Now the other day, weren't we saying something about people who live in glass houses....
Update: I guess Peter O'Kelly was expecting this rant. ;)

Post a Comment

  1. 1  Randall Shimizu  |

    I visited the Exhibit hall and had a similar conversation with Microsoft employee that I am friends. I hasked about the version of Exchange and he indicated that the roadmap was NDA. This seems a little strange to me. On the otherhand this seems like a good thing for Notes. If Microsoft's holds true then Notes will have a considerable lead time.

  1.   |

    Ed,

    Now with on-line blog technology you can really strike hard and fast at any FUD spread by M$ or any competitor. I think it's great that someone can document the Cr@p being espoused and then counter it, (with the facts), before the (FUD) session has even finished.
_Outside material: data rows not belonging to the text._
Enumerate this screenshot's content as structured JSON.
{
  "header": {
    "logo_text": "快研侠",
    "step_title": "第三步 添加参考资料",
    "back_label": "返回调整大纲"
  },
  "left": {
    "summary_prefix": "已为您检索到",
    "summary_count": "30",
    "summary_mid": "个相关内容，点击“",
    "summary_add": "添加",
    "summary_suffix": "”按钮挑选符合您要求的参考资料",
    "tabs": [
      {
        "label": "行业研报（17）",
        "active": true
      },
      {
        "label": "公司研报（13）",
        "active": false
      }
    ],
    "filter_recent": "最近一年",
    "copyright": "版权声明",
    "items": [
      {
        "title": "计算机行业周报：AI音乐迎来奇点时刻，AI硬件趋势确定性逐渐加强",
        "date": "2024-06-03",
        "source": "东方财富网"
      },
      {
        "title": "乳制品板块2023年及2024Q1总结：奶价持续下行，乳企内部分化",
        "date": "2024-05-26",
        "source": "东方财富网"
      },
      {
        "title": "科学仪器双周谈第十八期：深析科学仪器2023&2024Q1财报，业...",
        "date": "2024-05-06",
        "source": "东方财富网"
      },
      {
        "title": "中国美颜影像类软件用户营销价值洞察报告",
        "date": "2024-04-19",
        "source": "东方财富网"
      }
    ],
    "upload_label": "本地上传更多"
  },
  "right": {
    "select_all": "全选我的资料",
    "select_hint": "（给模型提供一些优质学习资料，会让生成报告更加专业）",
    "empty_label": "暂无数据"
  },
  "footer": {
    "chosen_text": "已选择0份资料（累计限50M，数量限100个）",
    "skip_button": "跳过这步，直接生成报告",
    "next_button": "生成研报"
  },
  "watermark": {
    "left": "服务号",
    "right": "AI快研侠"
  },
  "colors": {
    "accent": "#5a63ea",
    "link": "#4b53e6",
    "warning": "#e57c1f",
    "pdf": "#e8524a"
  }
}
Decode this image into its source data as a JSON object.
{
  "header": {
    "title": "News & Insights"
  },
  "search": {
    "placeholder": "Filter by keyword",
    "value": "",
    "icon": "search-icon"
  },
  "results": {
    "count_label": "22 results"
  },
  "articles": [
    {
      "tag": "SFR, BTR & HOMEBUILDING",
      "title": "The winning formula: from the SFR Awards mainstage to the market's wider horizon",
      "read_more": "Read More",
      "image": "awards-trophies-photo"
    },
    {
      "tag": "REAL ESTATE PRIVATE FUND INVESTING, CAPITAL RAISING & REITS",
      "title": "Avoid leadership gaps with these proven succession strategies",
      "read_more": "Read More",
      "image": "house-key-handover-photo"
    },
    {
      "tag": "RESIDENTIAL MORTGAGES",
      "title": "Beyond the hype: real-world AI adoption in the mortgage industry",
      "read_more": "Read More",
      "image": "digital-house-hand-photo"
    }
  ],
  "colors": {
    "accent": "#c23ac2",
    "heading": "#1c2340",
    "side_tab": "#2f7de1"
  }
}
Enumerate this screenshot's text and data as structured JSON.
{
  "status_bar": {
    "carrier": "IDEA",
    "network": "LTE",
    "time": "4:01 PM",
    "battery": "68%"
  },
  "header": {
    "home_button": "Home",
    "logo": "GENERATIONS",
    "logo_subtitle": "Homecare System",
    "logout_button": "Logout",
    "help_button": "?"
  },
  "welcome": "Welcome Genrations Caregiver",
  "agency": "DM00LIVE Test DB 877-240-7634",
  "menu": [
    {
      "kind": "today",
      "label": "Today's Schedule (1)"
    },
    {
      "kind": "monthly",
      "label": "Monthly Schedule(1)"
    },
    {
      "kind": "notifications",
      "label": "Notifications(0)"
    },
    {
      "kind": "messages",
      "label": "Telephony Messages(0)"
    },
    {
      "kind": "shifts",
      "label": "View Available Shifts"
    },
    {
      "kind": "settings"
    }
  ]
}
  1. 3  Neil Gower www.ngower.me.uk |

    The funny thing is companies will still go out an buy Exchange, even with a totally muddled strategy, and functionality being added and dropped on a seemingly monthly basis.

    Although you cant blame MSFT for taking a pop at IBM's strategy for Notes/Domino, yes now the commitment is clear, but for a year or so IBM's muddled strategy ( or articulation of that strategy - Notes descried as "Legacy" anyone..), handed MSFT a pretty big stick, I am not surprised they are beating IBM with it. It takes the focus away from their lack of strategy.
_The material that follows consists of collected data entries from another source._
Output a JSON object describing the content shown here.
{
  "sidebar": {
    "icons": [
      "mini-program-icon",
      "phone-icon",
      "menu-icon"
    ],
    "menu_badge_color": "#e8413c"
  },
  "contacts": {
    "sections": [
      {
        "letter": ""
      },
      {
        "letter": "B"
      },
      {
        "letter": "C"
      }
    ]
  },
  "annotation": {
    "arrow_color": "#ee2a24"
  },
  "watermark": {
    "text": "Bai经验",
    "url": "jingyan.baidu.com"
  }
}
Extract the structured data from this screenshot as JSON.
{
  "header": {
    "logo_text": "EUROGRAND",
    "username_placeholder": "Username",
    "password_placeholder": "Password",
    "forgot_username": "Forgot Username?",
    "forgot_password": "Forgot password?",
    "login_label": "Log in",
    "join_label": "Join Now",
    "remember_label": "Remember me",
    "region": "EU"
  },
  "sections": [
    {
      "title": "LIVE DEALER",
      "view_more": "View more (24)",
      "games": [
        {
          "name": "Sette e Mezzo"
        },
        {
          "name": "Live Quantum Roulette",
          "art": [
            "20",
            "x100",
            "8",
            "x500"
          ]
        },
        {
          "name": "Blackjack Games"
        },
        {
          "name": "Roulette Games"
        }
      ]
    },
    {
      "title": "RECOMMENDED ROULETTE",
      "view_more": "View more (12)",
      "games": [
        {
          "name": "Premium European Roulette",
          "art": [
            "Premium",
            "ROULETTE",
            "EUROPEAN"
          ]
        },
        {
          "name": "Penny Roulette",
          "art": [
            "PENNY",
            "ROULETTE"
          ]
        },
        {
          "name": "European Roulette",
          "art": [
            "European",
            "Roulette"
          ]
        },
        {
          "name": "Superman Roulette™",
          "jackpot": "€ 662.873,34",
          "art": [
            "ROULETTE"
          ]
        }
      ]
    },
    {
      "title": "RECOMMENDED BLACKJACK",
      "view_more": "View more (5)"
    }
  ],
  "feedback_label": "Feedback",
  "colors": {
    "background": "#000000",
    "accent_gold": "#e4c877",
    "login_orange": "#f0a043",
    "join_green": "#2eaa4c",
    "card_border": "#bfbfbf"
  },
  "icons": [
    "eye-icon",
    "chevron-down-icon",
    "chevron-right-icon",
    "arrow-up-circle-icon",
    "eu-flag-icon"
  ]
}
    The other thing is that although MSFT seem to have no strategy for exchange, they do not have another product which is their "NextGen" version, I am not going to get into the debate about Workplace/Domino etc as it is not productive now the strategy is clear (to me at least), but I bet many are thinking, MSFT may not have a strategy for Exchange, but they are not selling/proposing a potential replacement.
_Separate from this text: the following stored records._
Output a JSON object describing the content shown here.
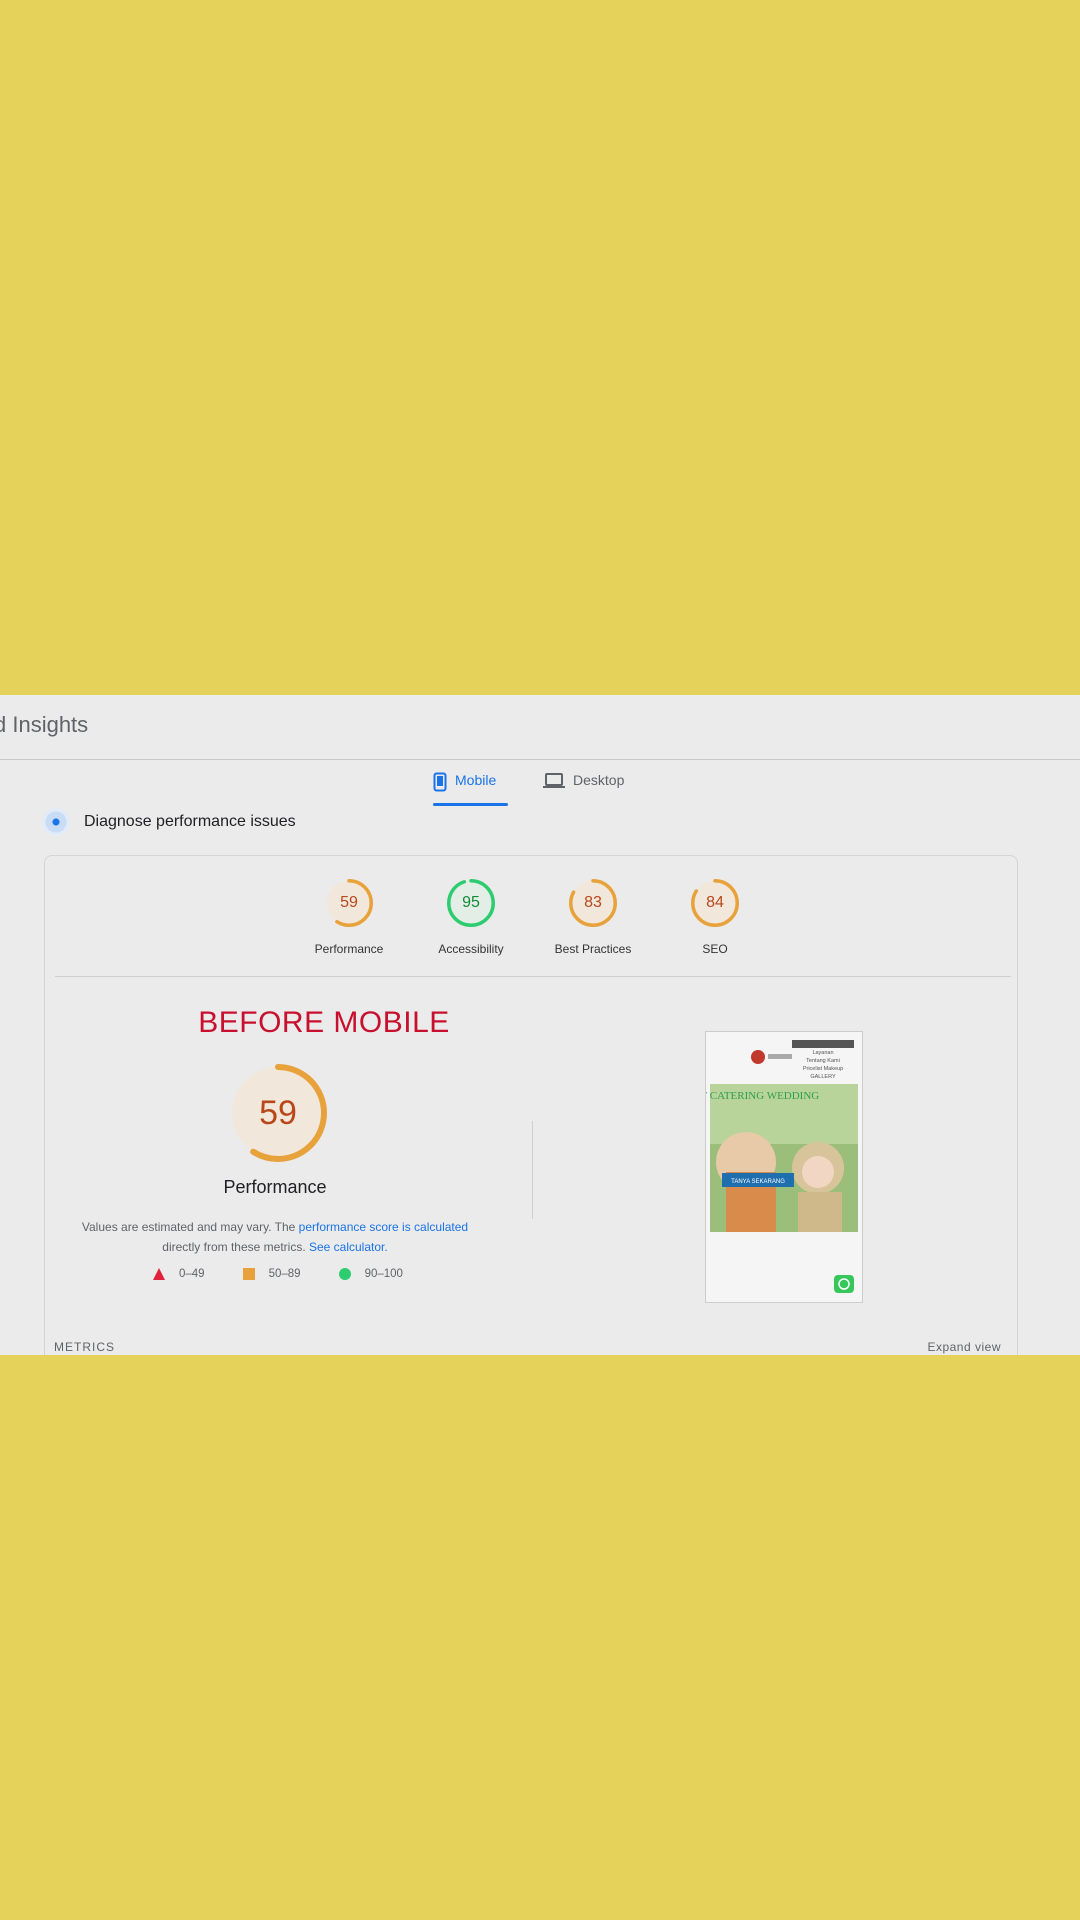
{
  "header": {
    "title": "d Insights"
  },
  "tabs": [
    {
      "label": "Mobile",
      "icon": "phone-icon",
      "active": true
    },
    {
      "label": "Desktop",
      "icon": "laptop-icon",
      "active": false
    }
  ],
  "diagnose": {
    "title": "Diagnose performance issues",
    "icon": "diagnose-icon"
  },
  "scores": [
    {
      "value": "59",
      "label": "Performance",
      "score": 59,
      "color": "#e8a23c",
      "text_color": "#b8471a"
    },
    {
      "value": "95",
      "label": "Accessibility",
      "score": 95,
      "color": "#2ecc71",
      "text_color": "#138a36"
    },
    {
      "value": "83",
      "label": "Best Practices",
      "score": 83,
      "color": "#e8a23c",
      "text_color": "#b8471a"
    },
    {
      "value": "84",
      "label": "SEO",
      "score": 84,
      "color": "#e8a23c",
      "text_color": "#b8471a"
    }
  ],
  "annotation": "BEFORE MOBILE",
  "main_score": {
    "value": "59",
    "label": "Performance",
    "score": 59
  },
  "description": {
    "part1": "Values are estimated and may vary. The ",
    "link1": "performance score is calculated",
    "part2": "directly from these metrics. ",
    "link2": "See calculator."
  },
  "legend": [
    {
      "shape": "triangle",
      "range": "0–49",
      "color": "#e0223c"
    },
    {
      "shape": "square",
      "range": "50–89",
      "color": "#e8a23c"
    },
    {
      "shape": "circle",
      "range": "90–100",
      "color": "#2ecc71"
    }
  ],
  "screenshot": {
    "menu": [
      "Layanan",
      "Tentang Kami",
      "Pricelist Makeup",
      "GALLERY"
    ],
    "hero_title": "PAKET CATERING WEDDING",
    "cta": "TANYA SEKARANG"
  },
  "metrics_label": "METRICS",
  "expand_label": "Expand view",
  "colors": {
    "accent": "#1a73e8",
    "background": "#e5d25b",
    "panel": "#ebebeb"
  }
}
    Its not a great arguement for choosing Exchange, but I can see how it eould come about.

  1. 4  Irv Schor www.carescience.com |

    I'm a Notes Admin who has gotten ursurped (now twice) by either a new management regime or company takeover which both resulted in the replacement of Notes for political reasons. In both cases, the new (Exchange) system proved far less reliable, however it never seemed to matter. My concern is that it appears MSFT's strategy may be more in line with a sucker punch approach embedded in the Office System 2003. If you look carefully, InfoPath is included (only) with the Volume Licensed version of Office 2003 Pro. Since this is the closest MSFT may come to visually demonstrating something similar to Lotus Notes, might they not decide to say 'we've got that too, but its free', etc. My guess is that based upon the FUD, they may be successful - especially when the decision makers rarely see the full picture of the additional requirements (servers, etc.) to run and operate the MSFT systems.

    Sincerely,

    Irv Schor

  1. 5  Ed Brill www.edbrill.com |

    If you've watched my webcast "Why Lotus rocks in collaboration"(links/resources, left column), you know that I spend a fair amount of time describing Office System 2003 and what it means from a collaboration perspective.

    In my opinion, that's why it is so important to see Lotus as part of IBM - and work with IBM to ensure your executives are educated on the Lotus and IBM software story.